Fucking Hellenor, Pandy thought with a start. Now she had to tell Henry how she had foolishly managed to put everything at risk.
She pushed back from her desk with a grunt. The call to Henry was inevitable. She might as well get it over with. Her cell phone didn’t work here, so she would have to use the landline.
She walked to the end of the hallway, past the eighteenth-century French wallpaper that Jonny would undoubtedly rip out, to a small door set into the paneling. She yanked it open and, feeling for the light switch, went down a set of steep, enclosed stairs. When she got to the bottom, she kicked the door. As always, it was stuck.
She kicked it again and it opened. The stench of something slightly rotten rose up into the air. Pandy coughed. Dead mice. She leaned across the couch and unwound the two windows. They opened smoothly, but brought in a handful of dead leaves. Pandy brushed the leaves away and looked around.
The den, as usual, was in its gloomy half-light. The windows in this room were small and high, meant to save on heating. She went to the wall and flipped on the light. The gloom could be explained by the dark plastic paneling that someone had stuck on the walls in an attempt at renovation.

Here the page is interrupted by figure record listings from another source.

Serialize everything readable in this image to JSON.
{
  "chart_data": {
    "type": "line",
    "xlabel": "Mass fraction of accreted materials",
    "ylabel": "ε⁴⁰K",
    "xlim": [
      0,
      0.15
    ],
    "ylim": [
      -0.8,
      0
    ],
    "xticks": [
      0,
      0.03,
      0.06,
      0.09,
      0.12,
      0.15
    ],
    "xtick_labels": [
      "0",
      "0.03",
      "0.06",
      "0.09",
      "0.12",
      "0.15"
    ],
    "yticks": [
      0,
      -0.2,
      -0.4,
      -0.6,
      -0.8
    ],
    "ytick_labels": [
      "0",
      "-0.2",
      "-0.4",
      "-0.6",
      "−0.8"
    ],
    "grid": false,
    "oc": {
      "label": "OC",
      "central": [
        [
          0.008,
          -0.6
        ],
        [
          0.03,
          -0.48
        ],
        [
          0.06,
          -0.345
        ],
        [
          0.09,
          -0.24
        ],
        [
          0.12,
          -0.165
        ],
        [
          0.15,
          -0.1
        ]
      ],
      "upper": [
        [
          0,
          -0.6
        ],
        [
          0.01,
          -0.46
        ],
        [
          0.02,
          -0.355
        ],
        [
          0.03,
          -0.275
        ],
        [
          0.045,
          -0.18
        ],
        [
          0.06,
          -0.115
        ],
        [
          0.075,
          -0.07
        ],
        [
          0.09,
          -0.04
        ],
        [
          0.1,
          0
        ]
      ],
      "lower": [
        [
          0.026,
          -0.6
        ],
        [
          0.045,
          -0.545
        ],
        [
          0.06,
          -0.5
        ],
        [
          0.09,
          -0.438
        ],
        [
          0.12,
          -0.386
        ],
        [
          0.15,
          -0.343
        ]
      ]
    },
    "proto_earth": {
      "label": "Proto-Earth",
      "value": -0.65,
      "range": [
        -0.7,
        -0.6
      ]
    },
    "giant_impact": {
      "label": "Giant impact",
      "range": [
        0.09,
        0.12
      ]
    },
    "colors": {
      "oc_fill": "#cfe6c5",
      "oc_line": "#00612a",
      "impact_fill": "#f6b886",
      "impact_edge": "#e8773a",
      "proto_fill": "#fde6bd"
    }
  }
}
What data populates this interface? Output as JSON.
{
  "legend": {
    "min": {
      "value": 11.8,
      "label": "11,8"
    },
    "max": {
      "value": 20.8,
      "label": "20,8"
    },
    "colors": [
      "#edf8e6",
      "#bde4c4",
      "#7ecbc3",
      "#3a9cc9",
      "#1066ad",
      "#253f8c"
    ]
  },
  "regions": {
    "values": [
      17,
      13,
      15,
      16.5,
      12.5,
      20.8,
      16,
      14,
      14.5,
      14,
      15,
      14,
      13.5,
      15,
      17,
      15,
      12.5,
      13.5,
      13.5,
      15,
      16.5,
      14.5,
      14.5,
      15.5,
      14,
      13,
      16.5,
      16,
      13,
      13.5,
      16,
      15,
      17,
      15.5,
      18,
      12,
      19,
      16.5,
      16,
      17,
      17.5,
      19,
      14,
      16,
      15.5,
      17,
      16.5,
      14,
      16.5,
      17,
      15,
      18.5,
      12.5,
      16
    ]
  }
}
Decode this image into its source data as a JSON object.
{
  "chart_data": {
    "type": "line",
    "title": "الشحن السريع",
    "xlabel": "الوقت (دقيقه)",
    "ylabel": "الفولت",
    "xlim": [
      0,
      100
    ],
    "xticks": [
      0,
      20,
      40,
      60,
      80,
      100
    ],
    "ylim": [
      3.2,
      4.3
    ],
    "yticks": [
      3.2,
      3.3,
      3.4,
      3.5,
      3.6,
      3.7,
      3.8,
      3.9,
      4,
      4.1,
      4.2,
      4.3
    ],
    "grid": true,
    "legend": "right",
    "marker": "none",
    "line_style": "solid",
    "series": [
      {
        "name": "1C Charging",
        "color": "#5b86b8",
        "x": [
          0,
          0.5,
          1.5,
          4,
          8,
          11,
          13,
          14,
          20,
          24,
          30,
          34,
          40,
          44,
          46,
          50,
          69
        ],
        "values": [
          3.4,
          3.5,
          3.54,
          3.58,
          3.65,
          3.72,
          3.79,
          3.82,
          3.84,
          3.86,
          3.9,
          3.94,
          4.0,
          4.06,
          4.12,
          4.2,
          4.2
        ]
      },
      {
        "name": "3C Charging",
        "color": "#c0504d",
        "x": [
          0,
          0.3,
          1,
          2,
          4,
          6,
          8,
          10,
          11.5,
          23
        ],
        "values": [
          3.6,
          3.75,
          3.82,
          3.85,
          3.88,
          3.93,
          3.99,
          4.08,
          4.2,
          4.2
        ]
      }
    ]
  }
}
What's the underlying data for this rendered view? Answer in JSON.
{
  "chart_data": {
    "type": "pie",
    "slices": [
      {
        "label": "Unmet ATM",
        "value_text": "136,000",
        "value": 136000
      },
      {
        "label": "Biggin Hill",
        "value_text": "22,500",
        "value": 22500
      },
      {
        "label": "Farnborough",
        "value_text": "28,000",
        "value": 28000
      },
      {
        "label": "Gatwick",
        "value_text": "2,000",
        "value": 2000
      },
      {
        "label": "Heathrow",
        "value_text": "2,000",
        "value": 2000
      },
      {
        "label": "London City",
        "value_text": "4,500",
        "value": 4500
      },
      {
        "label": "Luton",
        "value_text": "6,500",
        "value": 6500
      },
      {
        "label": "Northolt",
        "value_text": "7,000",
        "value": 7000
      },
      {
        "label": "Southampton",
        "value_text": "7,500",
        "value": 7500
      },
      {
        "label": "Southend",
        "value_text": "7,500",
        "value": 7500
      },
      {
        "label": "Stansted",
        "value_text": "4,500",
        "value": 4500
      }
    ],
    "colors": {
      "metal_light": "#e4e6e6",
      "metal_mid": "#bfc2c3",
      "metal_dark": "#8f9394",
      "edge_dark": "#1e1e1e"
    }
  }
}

She opened another door and went into the mudroom. Unlike the den, no one had ever attempted to renovate the mudroom, but the appliances, at least, were recognizable. There was a washer and dryer, a big farmhouse sink, a toilet, and most important of all, heat, generated by a potbellied stove in the center of the room.
Arranged around the stove were a picnic table and two old Barcalounger armchairs that had started out a hideous orange but had now faded to a dirty tan.
Leaning against one wall was the tall, narrow mirror where she and Hellenor had checked themselves before they left the house. If Hellenor looked too strange, Pandy would make her change.
The mudroom and the den. Where Pandy and her family had spent most of their time. Because the TV was in the den, and the phone was in the mudroom. The phone was located on a small shelf next to an old answering machine, which still worked. Next to the shelf was a large corkboard where their mother had left herself notes. It still held an assortment of old birthday cards and photos.
Pandy sighed and picked up the receiver. Henry was going to kill her.
She glanced at a photo on the corkboard: her and Hellenor on one of the many Halloweens in which Hellenor had insisted on being Peter Pan and Pandy had been forced to be Wendy.
Pandy frowned. She hated Wendy.
She put down the receiver. She couldn’t tell Henry. Not right this second. She had to think. Henry was right; she needed to clear her head.
She looked back at the photograph. Hellenor, with her short boy-cut hair, green tunic, and bow and arrow. Hellenor, who had managed to avoid just the sort of trouble Pandy was in right now. Hellenor, who had chosen not to become emotionally encumbered by marriage, children, or even a relationship.
And now Hellenor was perfectly happy.
Goddamned Hellenor had no worries. And boy, oh boy, wouldn’t she just love to be Hellenor right now, Pandy thought bitterly as she marched back up to her room.
* * *
Several minutes later, having changed into a pair of baggy shorts and a T-shirt—her only old clothes that still fit—Pandy stuck her phone into her back pocket and headed down the path that led to the boathouse. The veined marble stones skirted the boxwood maze and ended at a set of wooden steps, at the bottom of which was an ornate Victorian structure with a cupola and a large teak deck.
At the top of the stairs, she paused. It was hotter than she had expected. The air was still. There would be thunderstorms later.
Pandy went down the stairs and around the boathouse to a dock where a shiny red canoe was always tied. She got into the boat, sat down, unhooked the rope, picked up the paddle, and pushed the boat away from the dock.
The lake was shaped like a gourd, with a narrow chute at one end, enclosed by marshes where all the little turtles bred in the early summer. It was to this marshy underworld that Pandy now made her way.
She paddled briskly for a minute or two, and then, exhausted, put the paddle back into the canoe and let the boat drift to the center of the lake.